SEBI had issued the order on 16th June following a complaint filed by Quantum Securities, a shareholder of NDTV violating the provisions of Securities and Exchange Board of India Act, 1992 by omitting to disclose material information to the shareholders of NDTV about loan agreements entered into by them with Vishvapradhan Commercial Private Limited (VCPL).

Based on the complaints, an investigation was conducted by SEBI into the matter. The period of investigation was from 14th October, 2008 to 22nd November, 2017. The aggregate promoters’ shareholding in NDTV was 63.17% at the end of quarter ending on June, 2009.

SEBI in its investigation found that a corporate rupee term loan facility agreement was entered into between RRPR Holdings and ICICI Bank on 14th October 2008 and an amended agreement, for pre-payment of the aforementioned loan, was entered into between the promoters and ICICI on 6th August 2009.

The investigation further found that a loan of Rs. 350 crore was taken by the RRPR Holdings from VCPL for which a loan agreement dated 21st July 2009 was entered into between the two to repay the loan taken by RRPR Holdings from ICICI.

In its order, SEBI noted that the two agreements were not in public domain and the said information was alleged to have been concealed by RRPR Holdings, Prannoy Roy, and Radhika Roy from the public shareholders of NDTV.

The SEBI also stated that the Roys transferred/received shares of NDTV to/from RRPR Holdings in off-market transactions while having knowledge of the said agreements and its covenants pertaining to NDTV.

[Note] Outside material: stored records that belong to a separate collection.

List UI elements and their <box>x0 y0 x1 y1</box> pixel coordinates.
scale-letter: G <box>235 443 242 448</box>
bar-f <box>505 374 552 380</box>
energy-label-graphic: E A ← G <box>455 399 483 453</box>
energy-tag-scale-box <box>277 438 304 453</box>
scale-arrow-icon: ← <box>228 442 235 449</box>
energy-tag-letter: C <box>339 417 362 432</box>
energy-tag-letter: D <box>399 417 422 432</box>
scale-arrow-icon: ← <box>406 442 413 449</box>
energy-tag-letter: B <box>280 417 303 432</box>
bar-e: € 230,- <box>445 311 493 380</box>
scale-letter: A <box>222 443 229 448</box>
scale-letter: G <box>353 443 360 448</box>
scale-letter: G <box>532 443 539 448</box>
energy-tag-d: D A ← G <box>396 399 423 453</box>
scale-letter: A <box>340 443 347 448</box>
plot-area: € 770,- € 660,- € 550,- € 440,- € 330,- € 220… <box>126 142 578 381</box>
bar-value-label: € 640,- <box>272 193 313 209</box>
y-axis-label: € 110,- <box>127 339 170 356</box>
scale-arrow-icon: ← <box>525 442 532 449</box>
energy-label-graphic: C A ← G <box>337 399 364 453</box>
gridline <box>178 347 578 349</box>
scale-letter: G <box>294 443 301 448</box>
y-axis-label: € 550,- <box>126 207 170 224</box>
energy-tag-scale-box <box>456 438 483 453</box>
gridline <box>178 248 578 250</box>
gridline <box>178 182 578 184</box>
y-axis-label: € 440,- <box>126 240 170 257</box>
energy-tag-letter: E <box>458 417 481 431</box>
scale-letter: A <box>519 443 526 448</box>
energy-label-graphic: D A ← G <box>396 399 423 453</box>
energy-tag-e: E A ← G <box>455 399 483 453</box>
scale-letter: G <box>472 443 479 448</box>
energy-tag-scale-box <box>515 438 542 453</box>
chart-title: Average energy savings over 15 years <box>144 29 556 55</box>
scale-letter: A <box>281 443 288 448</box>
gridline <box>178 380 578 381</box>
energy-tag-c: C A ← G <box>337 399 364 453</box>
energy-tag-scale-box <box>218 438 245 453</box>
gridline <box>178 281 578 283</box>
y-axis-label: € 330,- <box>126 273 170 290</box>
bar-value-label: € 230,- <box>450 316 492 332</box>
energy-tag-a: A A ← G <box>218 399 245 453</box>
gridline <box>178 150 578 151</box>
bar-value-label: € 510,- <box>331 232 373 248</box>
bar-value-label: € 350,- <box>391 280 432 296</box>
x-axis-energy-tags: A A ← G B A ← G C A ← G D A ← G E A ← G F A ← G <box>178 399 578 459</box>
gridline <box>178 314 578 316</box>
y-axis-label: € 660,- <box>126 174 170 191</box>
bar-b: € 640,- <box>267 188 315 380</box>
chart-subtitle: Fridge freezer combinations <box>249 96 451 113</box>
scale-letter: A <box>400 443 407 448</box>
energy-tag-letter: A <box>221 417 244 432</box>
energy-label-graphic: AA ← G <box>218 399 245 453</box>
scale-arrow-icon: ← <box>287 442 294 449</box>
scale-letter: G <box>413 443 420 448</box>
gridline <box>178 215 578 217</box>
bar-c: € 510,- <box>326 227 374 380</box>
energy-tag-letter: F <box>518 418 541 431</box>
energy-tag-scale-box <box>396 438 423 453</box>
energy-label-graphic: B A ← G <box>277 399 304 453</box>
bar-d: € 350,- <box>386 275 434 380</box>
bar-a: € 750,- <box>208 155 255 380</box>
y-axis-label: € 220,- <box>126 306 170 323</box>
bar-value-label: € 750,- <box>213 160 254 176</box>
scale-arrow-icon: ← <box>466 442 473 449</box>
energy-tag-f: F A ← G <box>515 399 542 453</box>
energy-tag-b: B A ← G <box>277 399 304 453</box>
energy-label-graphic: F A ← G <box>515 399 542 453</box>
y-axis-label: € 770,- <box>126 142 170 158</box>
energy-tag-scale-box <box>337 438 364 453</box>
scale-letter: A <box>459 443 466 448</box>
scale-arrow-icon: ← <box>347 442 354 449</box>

According to SEBI, in the absence of material information relating to ICICI and VCPL loan agreements in the public domain, investors were not in a position to make an informed decision with respect to dealing in the scrip of NDTV.

“Therefore, by concealing such material information from the public shareholders while the promoters themselves continued to deal in shares of the company in off-market, Noticees were alleged to have committed fraud on the minority public shareholders of the company,” the SEBI order stated.